On a fully diluted basis (assumes all warrants are exercised and debentures are converted to common stock), Medexus has a market cap of $173MM CAD and an enterprise value of $93MM.
On this basis, it’s trading at 0.6x target revenue and 2.1x target EBITDA.
This year, Medexus generated revenue of $99.6MM CAD and adjusted EBITDA of $10MM CAD. On that basis, it’s trading at 0.9x revenue and 9.0x EBITDA. These multiples are incredibly cheap for a high margin, high growth, and low capital intensity business.
On a Non-Fully Diluted Basis, Medexus has a market cap of $94MM and enterprise value of $132.4MM.
On this basis, it’s trading at 0.9x target revenue and 2.9x target EBITDA and 1.3x current revenue / 12.9x current EBITDA. This also looks incredibly cheap.
Why is the stock down so much?
I touched on it above, but I think investors are losing confidence in management’s credibility.
I personally like CEO, Ken d’Entremont (have spoken to him several times) and loved the deal that he structured for IXINITY.
But the lack of NASDAQ uplisting and the lack of FDA approval for Treosulfan after he publicly expressed high confidence in both undermine investor confidence in his judgement.
I personally am not going to sell a share of Medexus given:
- The stock looks really cheap on current and future revenue/EBITDA (excluding any contribution from Treosulfan).
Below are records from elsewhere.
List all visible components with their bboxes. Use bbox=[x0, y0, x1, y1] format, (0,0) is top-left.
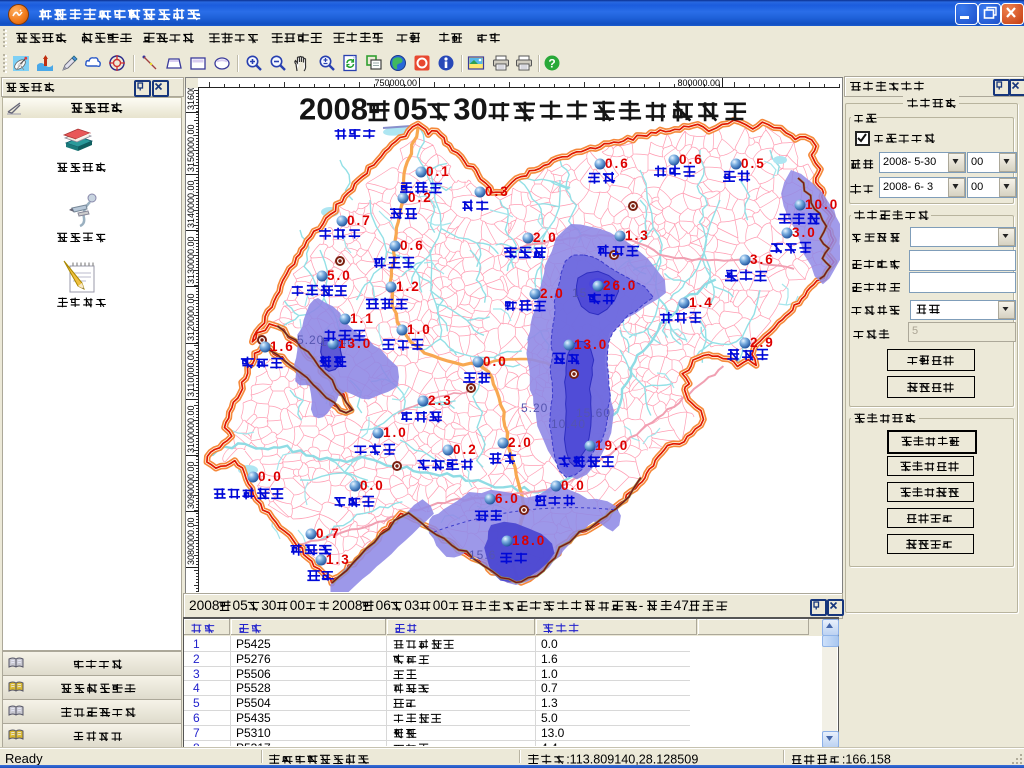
svg-text:1.0: 1.0 bbox=[383, 425, 408, 440]
svg-text:47: 47 bbox=[674, 598, 689, 613]
svg-text:3.6: 3.6 bbox=[750, 252, 775, 267]
svg-text:1.3: 1.3 bbox=[625, 228, 650, 243]
svg-text:0.6: 0.6 bbox=[679, 152, 704, 167]
svg-text:3.0: 3.0 bbox=[792, 225, 817, 240]
svg-text:3100000.00: 3100000.00 bbox=[186, 405, 196, 453]
svg-text:30: 30 bbox=[453, 92, 487, 127]
svg-text:1.2: 1.2 bbox=[396, 279, 421, 294]
svg-text:0.5: 0.5 bbox=[741, 156, 766, 171]
svg-text:19.0: 19.0 bbox=[595, 438, 629, 453]
svg-text:?: ? bbox=[548, 57, 555, 71]
svg-text:750000.00: 750000.00 bbox=[374, 78, 417, 88]
svg-text:-: - bbox=[639, 598, 644, 613]
svg-text:1.4: 1.4 bbox=[689, 295, 714, 310]
svg-text:05: 05 bbox=[233, 598, 249, 613]
svg-text:2.0: 2.0 bbox=[540, 286, 565, 301]
svg-text:13.0: 13.0 bbox=[338, 336, 372, 351]
svg-text:1.1: 1.1 bbox=[350, 311, 375, 326]
svg-text:0.0: 0.0 bbox=[483, 354, 508, 369]
svg-text:3110000.00: 3110000.00 bbox=[186, 350, 196, 397]
svg-text:800000.00: 800000.00 bbox=[677, 78, 720, 88]
svg-text:0.6: 0.6 bbox=[400, 238, 425, 253]
svg-text:30: 30 bbox=[261, 598, 277, 613]
svg-text:0.3: 0.3 bbox=[485, 184, 510, 199]
svg-text:1.0: 1.0 bbox=[407, 322, 432, 337]
svg-text:3120000.00: 3120000.00 bbox=[186, 293, 196, 341]
svg-text:3140000.00: 3140000.00 bbox=[186, 180, 196, 228]
svg-text:03: 03 bbox=[404, 598, 420, 613]
svg-text:0.0: 0.0 bbox=[258, 469, 283, 484]
svg-text:3080000.00: 3080000.00 bbox=[186, 517, 196, 565]
svg-text:15.: 15. bbox=[572, 286, 592, 300]
svg-text:18.0: 18.0 bbox=[512, 533, 546, 548]
svg-text:5.20: 5.20 bbox=[521, 401, 548, 415]
svg-text:0.1: 0.1 bbox=[426, 164, 451, 179]
svg-text:3090000.00: 3090000.00 bbox=[186, 461, 196, 509]
svg-text:0.0: 0.0 bbox=[561, 478, 586, 493]
svg-text:05: 05 bbox=[393, 92, 427, 127]
svg-text:0.7: 0.7 bbox=[316, 526, 341, 541]
svg-text:00: 00 bbox=[290, 598, 306, 613]
svg-text:00: 00 bbox=[433, 598, 449, 613]
svg-text:0.0: 0.0 bbox=[360, 478, 385, 493]
svg-text:1.6: 1.6 bbox=[270, 339, 295, 354]
svg-text:2.0: 2.0 bbox=[533, 230, 558, 245]
svg-text:13.0: 13.0 bbox=[574, 337, 608, 352]
svg-text:2008: 2008 bbox=[332, 598, 363, 613]
svg-text:0.6: 0.6 bbox=[605, 156, 630, 171]
svg-text:5.0: 5.0 bbox=[327, 268, 352, 283]
svg-text:6.0: 6.0 bbox=[495, 491, 520, 506]
svg-text:10.0: 10.0 bbox=[805, 197, 839, 212]
svg-text:2.3: 2.3 bbox=[428, 393, 453, 408]
svg-text:0.7: 0.7 bbox=[347, 213, 372, 228]
svg-text:3160000: 3160000 bbox=[186, 88, 196, 110]
svg-text:2.9: 2.9 bbox=[750, 335, 775, 350]
svg-text:0.2: 0.2 bbox=[453, 442, 478, 457]
svg-text:15.6: 15.6 bbox=[469, 548, 496, 562]
svg-text:3130000.00: 3130000.00 bbox=[186, 236, 196, 284]
svg-text:3150000.00: 3150000.00 bbox=[186, 124, 196, 172]
svg-text:2008: 2008 bbox=[189, 598, 220, 613]
svg-text:26.0: 26.0 bbox=[603, 278, 637, 293]
svg-text:10.40: 10.40 bbox=[551, 417, 586, 431]
svg-text:06: 06 bbox=[376, 598, 392, 613]
svg-text:2.0: 2.0 bbox=[508, 435, 533, 450]
svg-text:2008: 2008 bbox=[299, 92, 368, 127]
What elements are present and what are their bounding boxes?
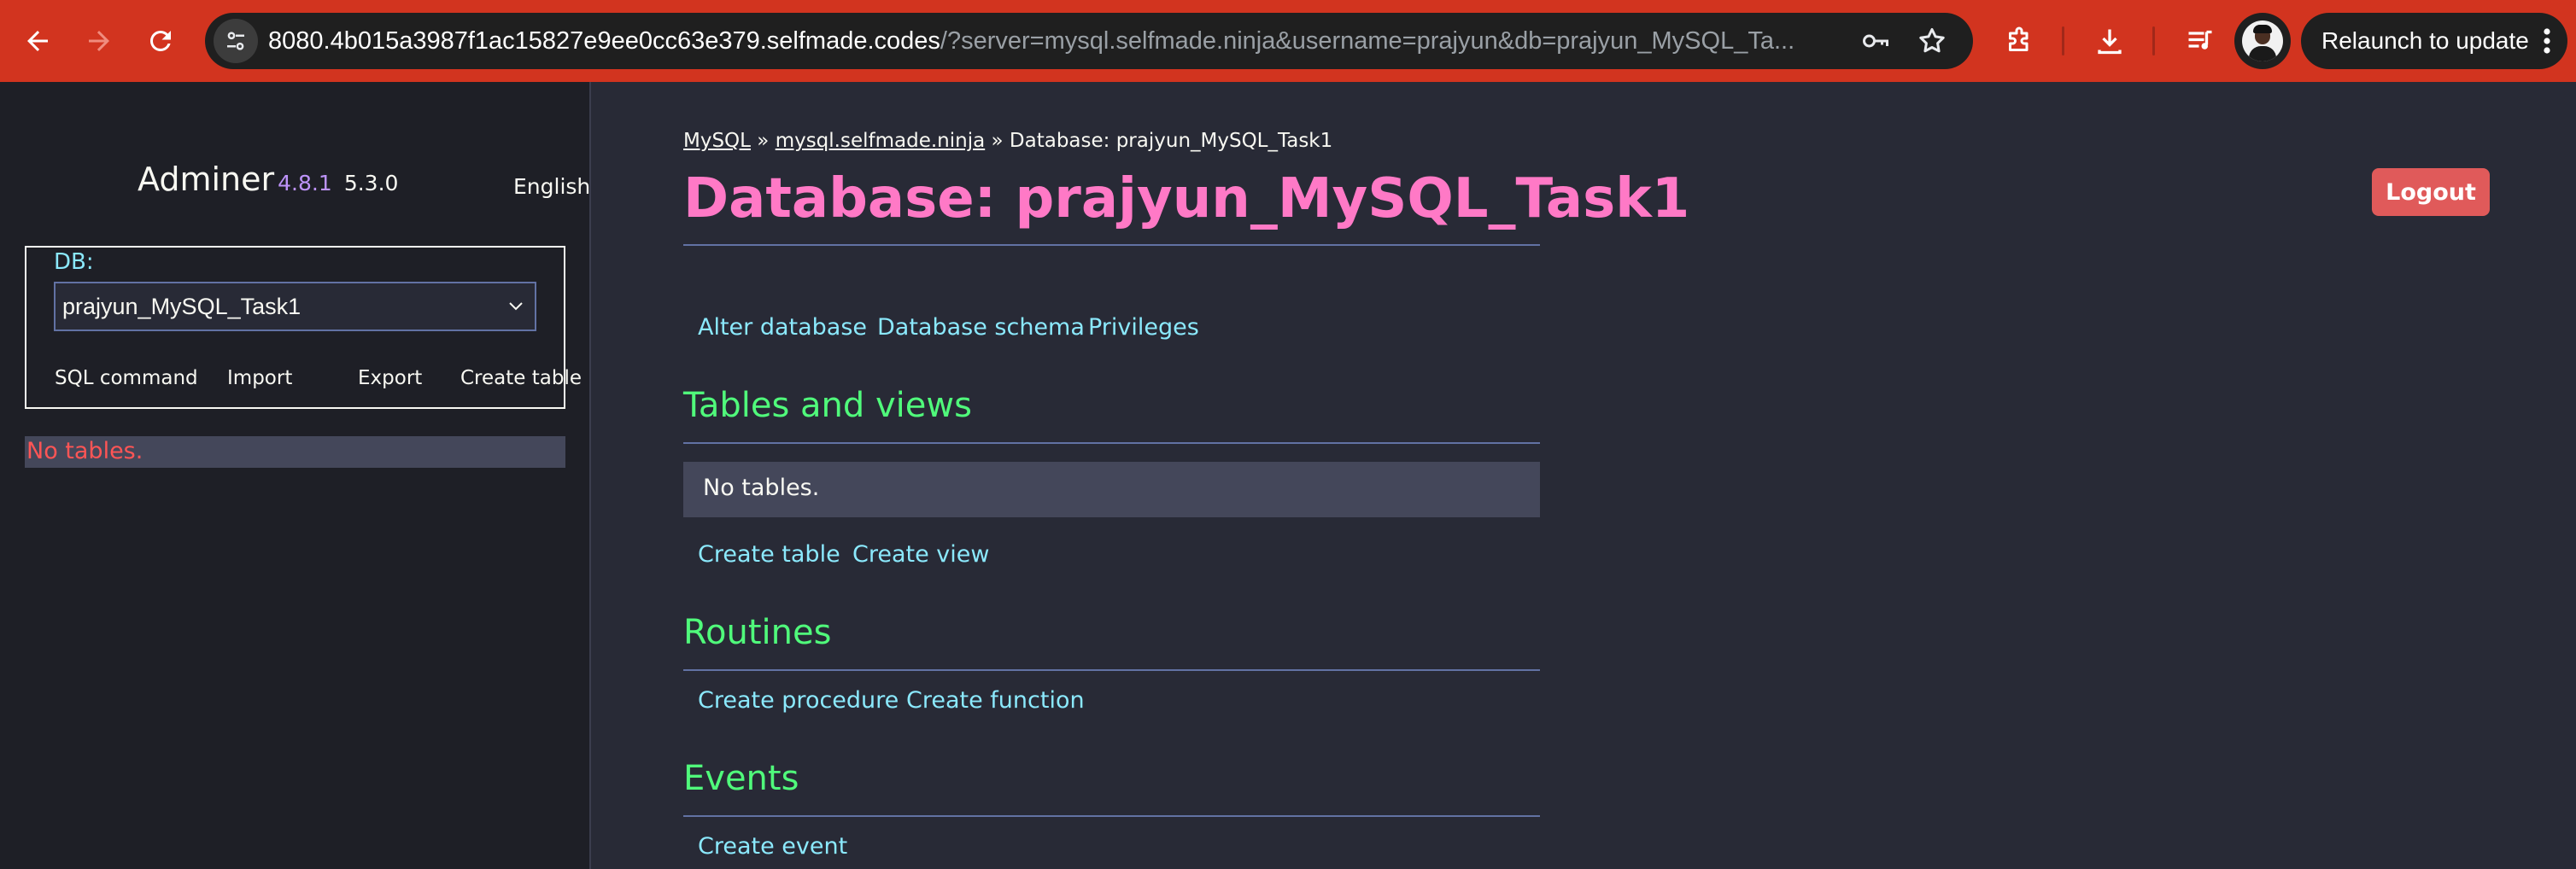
back-icon[interactable] bbox=[17, 20, 58, 61]
db-selector-panel: DB: prajyun_MySQL_Task1 SQL command Impo… bbox=[25, 246, 582, 409]
downloads-icon[interactable] bbox=[2089, 20, 2130, 61]
address-bar[interactable]: 8080.4b015a3987f1ac15827e9ee0cc63e379.se… bbox=[205, 13, 1973, 69]
reload-icon[interactable] bbox=[140, 20, 181, 61]
tables-and-views-heading: Tables and views bbox=[683, 386, 972, 425]
no-tables-message: No tables. bbox=[26, 438, 143, 464]
routines-heading: Routines bbox=[683, 613, 832, 652]
database-schema-link[interactable]: Database schema bbox=[877, 314, 1085, 341]
adminer-logo[interactable]: Adminer 4.8.1 5.3.0 bbox=[138, 160, 398, 198]
menu-dots-icon[interactable] bbox=[2538, 27, 2556, 55]
logout-button[interactable]: Logout bbox=[2372, 168, 2490, 216]
breadcrumb-mysql[interactable]: MySQL bbox=[683, 130, 751, 152]
section-divider bbox=[683, 669, 1540, 671]
db-label: DB: bbox=[54, 249, 94, 275]
db-select[interactable]: prajyun_MySQL_Task1 bbox=[54, 282, 536, 331]
url-path: /?server=mysql.selfmade.ninja&username=p… bbox=[940, 27, 1795, 55]
relaunch-label: Relaunch to update bbox=[2321, 27, 2529, 54]
page-title: Database: prajyun_MySQL_Task1 bbox=[683, 167, 1690, 230]
profile-avatar[interactable] bbox=[2234, 13, 2291, 69]
avatar-image bbox=[2242, 20, 2283, 61]
create-table-link[interactable]: Create table bbox=[460, 367, 582, 389]
breadcrumb-separator: » bbox=[985, 130, 1010, 152]
tables-empty-row: No tables. bbox=[683, 462, 1540, 517]
app-name[interactable]: Adminer bbox=[138, 160, 274, 198]
import-link[interactable]: Import bbox=[227, 367, 292, 389]
bookmark-star-icon[interactable] bbox=[1915, 24, 1949, 58]
breadcrumb-server[interactable]: mysql.selfmade.ninja bbox=[776, 130, 986, 152]
breadcrumb-separator: » bbox=[750, 130, 776, 152]
section-divider bbox=[683, 815, 1540, 817]
sql-command-link[interactable]: SQL command bbox=[55, 367, 198, 389]
alter-database-link[interactable]: Alter database bbox=[698, 314, 867, 341]
breadcrumb-current: Database: prajyun_MySQL_Task1 bbox=[1009, 130, 1333, 152]
privileges-link[interactable]: Privileges bbox=[1088, 314, 1199, 341]
create-view-link[interactable]: Create view bbox=[852, 541, 989, 568]
section-divider bbox=[683, 442, 1540, 444]
title-divider bbox=[683, 244, 1540, 246]
relaunch-to-update-button[interactable]: Relaunch to update bbox=[2301, 13, 2567, 69]
server-version: 5.3.0 bbox=[343, 171, 399, 195]
media-control-icon[interactable] bbox=[2180, 20, 2221, 61]
create-procedure-link[interactable]: Create procedure bbox=[698, 687, 899, 714]
extensions-icon[interactable] bbox=[1999, 20, 2040, 61]
version-label: 4.8.1 bbox=[278, 171, 332, 195]
sidebar: Adminer 4.8.1 5.3.0 English DB: prajyun_M… bbox=[0, 82, 590, 869]
main-content: MySQL » mysql.selfmade.ninja » Database:… bbox=[591, 82, 2576, 869]
password-key-icon[interactable] bbox=[1859, 24, 1893, 58]
sidebar-table-list: No tables. bbox=[25, 436, 565, 468]
create-event-link[interactable]: Create event bbox=[698, 833, 847, 860]
breadcrumb: MySQL » mysql.selfmade.ninja » Database:… bbox=[683, 130, 1332, 152]
toolbar-separator bbox=[2152, 26, 2155, 55]
language-select[interactable]: English bbox=[513, 174, 590, 199]
tables-empty-message: No tables. bbox=[703, 475, 820, 501]
site-info-icon[interactable] bbox=[214, 19, 258, 63]
create-table-link[interactable]: Create table bbox=[698, 541, 840, 568]
create-function-link[interactable]: Create function bbox=[906, 687, 1085, 714]
browser-toolbar: 8080.4b015a3987f1ac15827e9ee0cc63e379.se… bbox=[0, 0, 2576, 82]
url-host: 8080.4b015a3987f1ac15827e9ee0cc63e379.se… bbox=[268, 27, 940, 55]
forward-icon[interactable] bbox=[79, 20, 120, 61]
toolbar-separator bbox=[2062, 26, 2064, 55]
chevron-down-icon bbox=[509, 302, 523, 311]
url-text[interactable]: 8080.4b015a3987f1ac15827e9ee0cc63e379.se… bbox=[268, 13, 2045, 69]
export-link[interactable]: Export bbox=[358, 367, 422, 389]
db-select-value: prajyun_MySQL_Task1 bbox=[62, 294, 302, 319]
events-heading: Events bbox=[683, 759, 799, 798]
- The financial hit from the Treosulfan delay is immaterial ($5MM upfront payment).
- The stock was trading 63% higher on the day prior to announcement of the Treosulfan deal.
- Medexus will be able to consummate more licensing deals (similar to the IXINITY deal).
- The FDA’s issues with Treosulfan could be resolved.
Given the hit to management’s credibility, I am reducing my medium-term price target for Medexus to $6.80 which corresponds to a 1.5x target EV/revenue multiple and 4.9x target EV/EBITDA multiple. Longer term, I still believe the stock can and ultimately will trade up into the mid-teens.
I’m reducing my buy limit to Buy under 5.00.